4Department of Pharmaceutical and Biomedical Sciences, South Carolina College of Pharmacy, University of South Carolina, Columbia, SC, USA.
My research interest focuses on cancer biology specifically the anti-cancer potentiality of novel metallic and drug formulated nanoparticles. I am interested in eco-friendly synthesis and characterization of metallic and drug formulated nanoparticles. Currently, I am looking for the anti-cancer potentiality of nanoparticles with special focus on colon and breast cancer and also exploring the signaling pathways involved in the nanoparticle mediated programmed cell death. Primarily, I have studied the role of p53 in silver nanoparticle mediated apoptosis in colorectal cancer models and also investigated the interaction between tumor suppressor gene p53 and NFκB.

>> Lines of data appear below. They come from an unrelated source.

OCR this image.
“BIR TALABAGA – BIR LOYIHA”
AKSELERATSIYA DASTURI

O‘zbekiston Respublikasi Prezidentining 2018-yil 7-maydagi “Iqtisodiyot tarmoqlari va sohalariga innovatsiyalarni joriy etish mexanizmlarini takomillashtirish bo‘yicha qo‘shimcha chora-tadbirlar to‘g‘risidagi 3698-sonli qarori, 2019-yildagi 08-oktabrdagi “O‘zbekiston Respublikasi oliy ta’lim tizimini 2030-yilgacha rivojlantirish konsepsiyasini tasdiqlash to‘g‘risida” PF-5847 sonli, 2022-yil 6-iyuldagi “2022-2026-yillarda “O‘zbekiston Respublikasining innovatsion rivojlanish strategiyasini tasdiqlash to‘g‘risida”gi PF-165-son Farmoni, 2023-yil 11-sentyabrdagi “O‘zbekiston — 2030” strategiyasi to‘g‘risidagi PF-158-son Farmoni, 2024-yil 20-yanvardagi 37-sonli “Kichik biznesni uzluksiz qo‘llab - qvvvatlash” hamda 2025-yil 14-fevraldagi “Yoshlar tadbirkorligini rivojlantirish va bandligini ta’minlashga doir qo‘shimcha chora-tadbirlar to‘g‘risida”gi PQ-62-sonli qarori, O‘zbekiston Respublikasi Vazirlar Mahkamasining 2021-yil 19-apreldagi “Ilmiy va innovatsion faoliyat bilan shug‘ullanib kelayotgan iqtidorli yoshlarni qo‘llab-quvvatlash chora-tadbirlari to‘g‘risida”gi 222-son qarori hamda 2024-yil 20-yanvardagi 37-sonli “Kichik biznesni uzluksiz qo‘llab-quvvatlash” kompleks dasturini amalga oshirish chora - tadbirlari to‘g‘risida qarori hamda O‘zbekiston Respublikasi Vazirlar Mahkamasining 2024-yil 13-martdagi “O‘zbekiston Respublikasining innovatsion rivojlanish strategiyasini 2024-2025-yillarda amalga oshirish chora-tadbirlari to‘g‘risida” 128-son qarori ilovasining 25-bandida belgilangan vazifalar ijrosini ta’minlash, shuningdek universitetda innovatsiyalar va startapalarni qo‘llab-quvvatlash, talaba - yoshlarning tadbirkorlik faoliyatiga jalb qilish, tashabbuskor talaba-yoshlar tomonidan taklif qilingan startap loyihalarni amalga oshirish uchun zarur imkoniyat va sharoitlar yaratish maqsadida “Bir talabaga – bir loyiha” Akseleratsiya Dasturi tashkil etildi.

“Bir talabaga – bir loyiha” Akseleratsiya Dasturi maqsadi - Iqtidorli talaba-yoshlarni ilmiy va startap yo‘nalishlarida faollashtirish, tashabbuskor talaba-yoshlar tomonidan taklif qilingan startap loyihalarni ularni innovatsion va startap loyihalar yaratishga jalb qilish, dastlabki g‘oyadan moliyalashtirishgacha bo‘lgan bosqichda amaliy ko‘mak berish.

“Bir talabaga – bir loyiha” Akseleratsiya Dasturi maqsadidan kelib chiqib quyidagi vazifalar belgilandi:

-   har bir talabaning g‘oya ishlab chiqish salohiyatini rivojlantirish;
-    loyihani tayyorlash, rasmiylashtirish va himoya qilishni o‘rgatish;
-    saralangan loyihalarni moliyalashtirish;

Aim: The authors have systematically investigated the anticancer potentiality of silver-based nanoparticles (AgNPs) and the mechanism underlying their biological activity in human colon cancer cells. Materials & methods: Starch-capped AgNPs were synthesized, characterized and their biological activity evaluated through multiple biochemical assays. Results: AgNPs decreased the growth and viability of HCT116 colon cancer cells. AgNP exposure increased apoptosis, as demonstrated by an increase in 4´,6-diamidino-2-phenylindole-stained apoptotic nuclei, BAX/BCL-XL ratio, cleaved poly(ADP-ribose) polymerase, p53, p21 and caspases 3, 8 and 9, and by a decrease in the levels of AKT and NF-κB. The cell population in the G1 phase decreased, and the S-phase population increased after AgNP treatment. AgNPs caused DNA damage and reduced the interaction between p53 and NF-κB. Interestingly, no significant alteration was noted in the levels of p21, BAX/ BCL-XL and NF-κB after AgNP treatment in a p53-knockout HCT116 cell line. Conclusion: AgNPs are bona fide anticancer agents that act in a p53-dependent manner.